AI Cyber Threats Enter New Phase as Google Team Discovers “Just in Time” LLM-Powered Malware
November 11, 2025
Google’s Threat Intelligence Group (GTIG) documents the first known uses of their Gemini AI assistant to actively participate in live malware attacks, with the capability to do things like generate scripts and change up obfuscation methods on the fly without a hacker’s input.
While it’s still in the extremely early stages, and still some time off from running rampant in the wild, it appears the days the cybersecurity world have been dreading are finally here. A recent report from Google’s Threat Intelligence Group (GTIG) documents the first known uses of their Gemini AI assistant to actively participate in live malware attacks, with the capability to do things like generate scripts and change up obfuscation methods on the fly without a hacker’s input.
Malware able to call on LLM, create new functions in midst of attacks
Before any real panic sets in, GTIG notes that these tools are all in states considered “experimental,” “proof of concept” or “testing” at this point and are of limited threat capability. The lone attack in the wild that is mentioned in the report is a Fancy Bear campaign against Ukraine in June using one of the listed malware tools, of unspecified success. But working models do now exist and are in use, something that was not observably true when this year started.
The report notes that even this early experimentation is still mostly the province of advanced nation-state hackers from Russia, China and Iran. But it also observes a “robust” underground trade in AI-powered hacking tools emerging, with the big change this year being lots of multiple-function tools appearing that are nearly all centered on supporting phishing campaigns by providing LLM access.
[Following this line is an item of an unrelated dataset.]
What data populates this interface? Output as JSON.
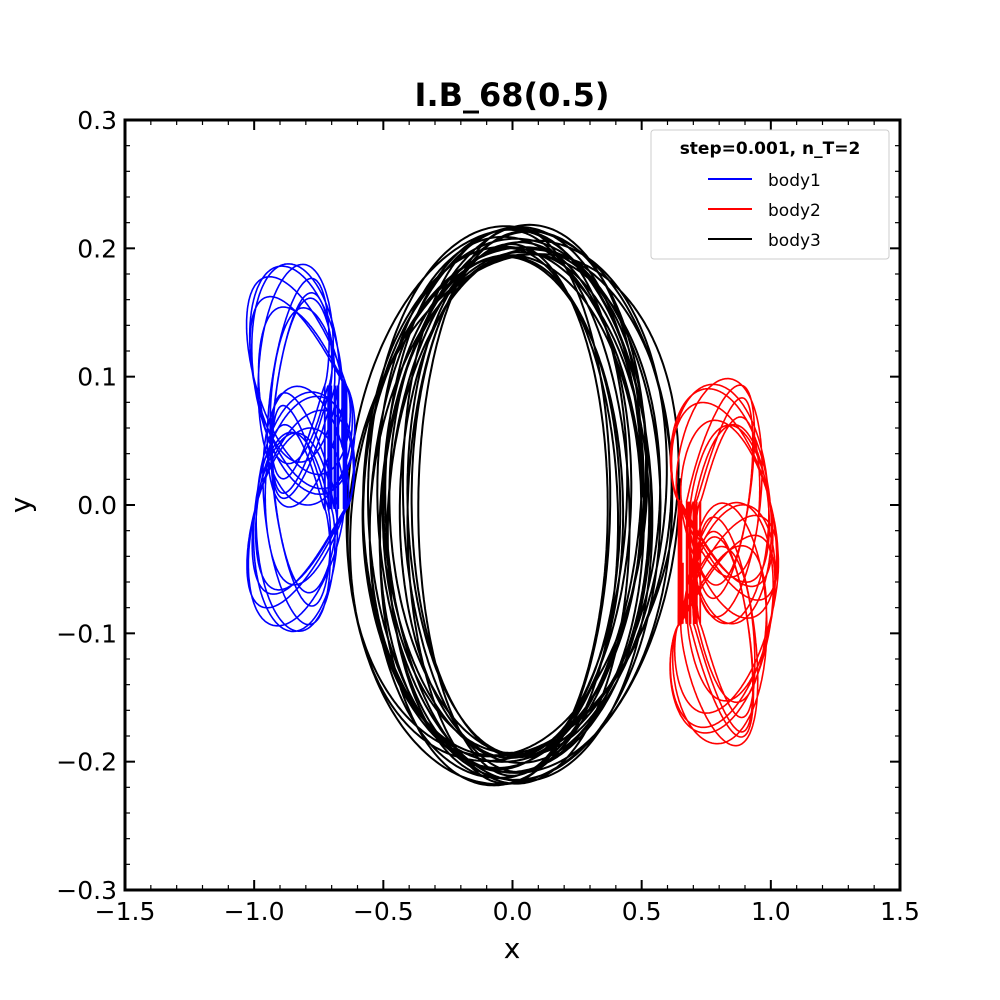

This is the early stage of a big changeover from AI being used only in “support roles” to it being implemented in active malware creation and mid-attack autonomous assistance, and GTIG’s report (issued on November 5) is the first from a major source to note the shift.
Can AI defenses counter AI attack tools?
The report documents at least two families of malware with AI generation capability that together include ransomware generation, autonomous combing and extraction from GitHub repositories, obfuscators and reconnaissance tools. All have been demonstrated as able to adapt on the fly during an attack in response to defensive measures, though all are still in a relatively rudimentary state.
Much of this leans on skirting around the guardrails of the major LLMs, which the report finds the major nation-state threat actors getting better at as well. A Chinese team was able to successfully jailbreak Gemini by telling it the otherwise-blocked requests were for a cybersecurity “capture the flag” exercise, while Iranian hackers won through simply by telling it that they were university students working on a paper.
An AI arms race is to be expected as generative malware develops. But at present, AI defenses are very likely running behind attack capability. As these offensive tools get better they will run roughshod over the modern static rules-based defenses that underpin current security. Not only that, the underground availability of AI-based tools means more attackers overall in the pool as less technically capable actors can get a hand up. At the moment, the best defense is the LLM creators themselves implementing stringent guardrails that throttle the ability to abuse them.
The other important layer of defense will be planning for AI by design in general purpose security tools, and it remains to be seen how quickly or effectively the market will respond to this new development. In general, tools will need to shift from looking to previous malware patterns to anticipating what the malware will do while attacking and monitoring those possibilities. AI is fully capable of learning what looks anomalous in the environments it will be defending, drawing on things like telemetry and behavioral signals, but attackers appear to be taking the lead at this point and those caught up in the “old way” of doing things will likely find themselves as part of a rash of their victims.